Maneuverability can make or break whether or not you love your stroller. Depending on the journey and the terrain you plan to cover, the product you choose will make a big difference in whether or not you can get where you want to go without frustration. Some of the products were easy to push and turn, while others felt clunky and struggled over grass and gravel.
In general, all of the lightweight options lack superior maneuverability compared to other stroller types, but a few were better than the competition. The Baby Jogger City Mini 2, BabyZen Yoyo+, Britax B-Lively, and UPPAbaby Minu all performed well in our tests for maneuverability. Still, they are much smoother on the flat roads than the grass and gravel.
While we assumed most of the strollers would struggle in the grass and gravel, we were a little surprised that some of them struggle on flat surfaces too. The products that struggle in this metric were those with smaller wheels, wheels with fake tread, and the dual front wheel designs (2 wheels on one leg). Products with single front wheels and the larger wheels performed better overall than most of the others. The hardest stroller to push is the Summer Infant 3D lite. This stroller struggles on the smooth hardwood, and it is difficult to turn with a child in the seat.
These photos show the single front wheels on the BabyZen Yoyo+ (above left), and the dual front wheels of the Summer Infant 3D lite (above right).
For quality, we consider a product's construction, materials, and durability during testing and how they may hold up over time.
The overall look and feel of the materials, design, and performance are an indicator of the quality level of the construction and components. Other considerations include frame flexing, wobbly wheels, exposed fasteners, errant stitching, and loose connections.
The UPPAbaby Minu earned the high score for quality, tying with the Britax Lively, Babyzen Yoyo+ (above left), and the Baby Jogger City Mini 2. These products look good and feel sturdy with little frame flex and limited, if any, manufacturing flaws. The Kolcraft Cloud Plus (above right) has the lowest quality with inferior materials and loose connection points that create more frame flex with a child in the seat. This stroller also has a low price, so this may be a "you get what you pay for" situation.
Ease of Setup
Most of the strollers in our lineup come virtually assembled. Most of the strollers only requiring attaching the wheels, canopies, or sometimes the seat. None of the options require full assembly, but the BabyZen Yoyo+ has more parts and pieces than the competition, so it took more time to unpack and put together than the competitors. Alternatively, the GB Pockit is easy to set up, with an assembly time under two minutes.

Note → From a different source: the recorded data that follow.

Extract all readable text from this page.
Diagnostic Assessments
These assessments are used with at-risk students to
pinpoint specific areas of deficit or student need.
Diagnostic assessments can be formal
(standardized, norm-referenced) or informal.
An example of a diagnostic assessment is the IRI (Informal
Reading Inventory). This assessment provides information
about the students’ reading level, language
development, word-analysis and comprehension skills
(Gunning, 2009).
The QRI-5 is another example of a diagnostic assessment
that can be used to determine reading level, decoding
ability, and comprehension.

We can't say that there is a single best lightweight stroller for every family. Your needs will be different from those of others depending on how often you'll use the stroller, the duration of your trips, and the kind of places where you'll use your lightweight option. Some of the products are best for quick trips nearby, while others may be more useful for long adventures to the park. Some options have enough features that they can do double duty as your primary stroller, while others are so minimal they're only good for traveling when a lightweight stroller is a must.
There are great options, no matter what your goals or budget. With the details from this review, you can find the right one for your needs. Between the award winners and the high-ranking products, there is an option or two that can meet your needs. Once you identify your wants and needs, you can confidently choose the right stroller for your little travel companion.